Joe knew that if he didn’t think of something fast, the girls would assume that he’d heard everything. He was beginning to shake as Mr. Gruberman called, “Joe? Are you still in the hallway?”
On an impulse, he opened the front door from the inside and closed it a second later, loud enough to make an echoing slam. He hesitated a second, until he heard Mr. Gruberman ask, “Is that you coming in, Joe?”
“Yeah,” he called to the dining room. “I’m sorry. I…uh, had to go downstairs for a minute.” As he walked towards the dining room, he deliberately avoided making any glances towards Daniela and Aliza on the couch. “I had a kugel in the toaster that I didn’t want to get super-dry. Were you waiting for me?”
“No. We’re a bit behind—thanks to our growing young women.”

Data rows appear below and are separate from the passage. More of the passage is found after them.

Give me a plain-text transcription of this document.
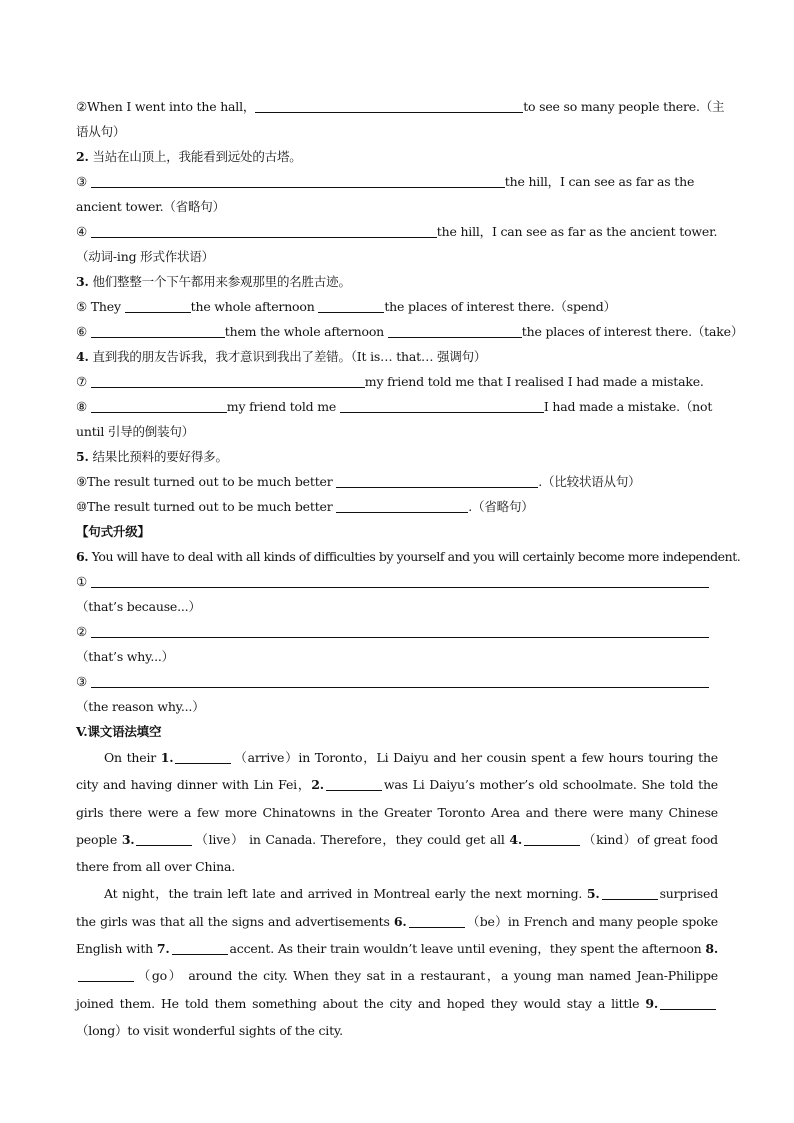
②When I went into the hall，	to see so many people there.（主
语从句）
2. 当站在山顶上，我能看到远处的古塔。
③	the hill，I can see as far as the
ancient tower.（省略句）
④	the hill，I can see as far as the ancient tower.
（动词-ing 形式作状语）
3. 他们整整一个下午都用来参观那里的名胜古迹。
⑤ They	the whole afternoon	the places of interest there.（spend）
⑥	them the whole afternoon	the places of interest there.（take）
4. 直到我的朋友告诉我，我才意识到我出了差错。（It is… that… 强调句）
⑦	my friend told me that I realised I had made a mistake.
⑧	my friend told me	I had made a mistake.（not
until 引导的倒装句）
5. 结果比预料的要好得多。
⑨The result turned out to be much better	.（比较状语从句）
⑩The result turned out to be much better	.（省略句）
【句式升级】
6. You will have to deal with all kinds of difficulties by yourself and you will certainly become more independent.
①
（that’s because...）
②
（that’s why...）
③
（the reason why...）
V.课文语法填空

On their 1.	（arrive）in Toronto，Li Daiyu and her cousin spent a few hours touring the city and having dinner with Lin Fei，2.	was Li Daiyu’s mother’s old schoolmate. She told the girls there were a few more Chinatowns in the Greater Toronto Area and there were many Chinese people 3.	（live） in Canada. Therefore，they could get all 4.	（kind）of great food there from all over China.

At night，the train left late and arrived in Montreal early the next morning. 5.	surprised the girls was that all the signs and advertisements 6.	（be）in French and many people spoke English with 7.	accent. As their train wouldn’t leave until evening，they spent the afternoon 8.（go） around the city. When they sat in a restaurant，a young man named Jean-Philippe joined them. He told them something about the city and hoped they would stay a little 9.（long）to visit wonderful sights of the city.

Joe then turned towards the couch to find the two girls sitting there motionless with blank expressions on their faces as if they had been spared tremendous embarrassment. He gave the most unassuming “good Shabbos” he could muster, which they meekly responded to.
“Why did you have a kugel in the toaster?” Mr. Gruberman then asked him. “Don’t you know you’re always invited here?”
“I do. But…I didn’t know if I’d find you on the corner or at the shteibel.”
“Nah,” he dismissed Joe’s claim with the wave of his hand.
“Come sing Shalom Aleichem with me. But don’t pull any harmonies.”
“It’ll be enough for me to stay on key,” Joe said as he took his normal seat.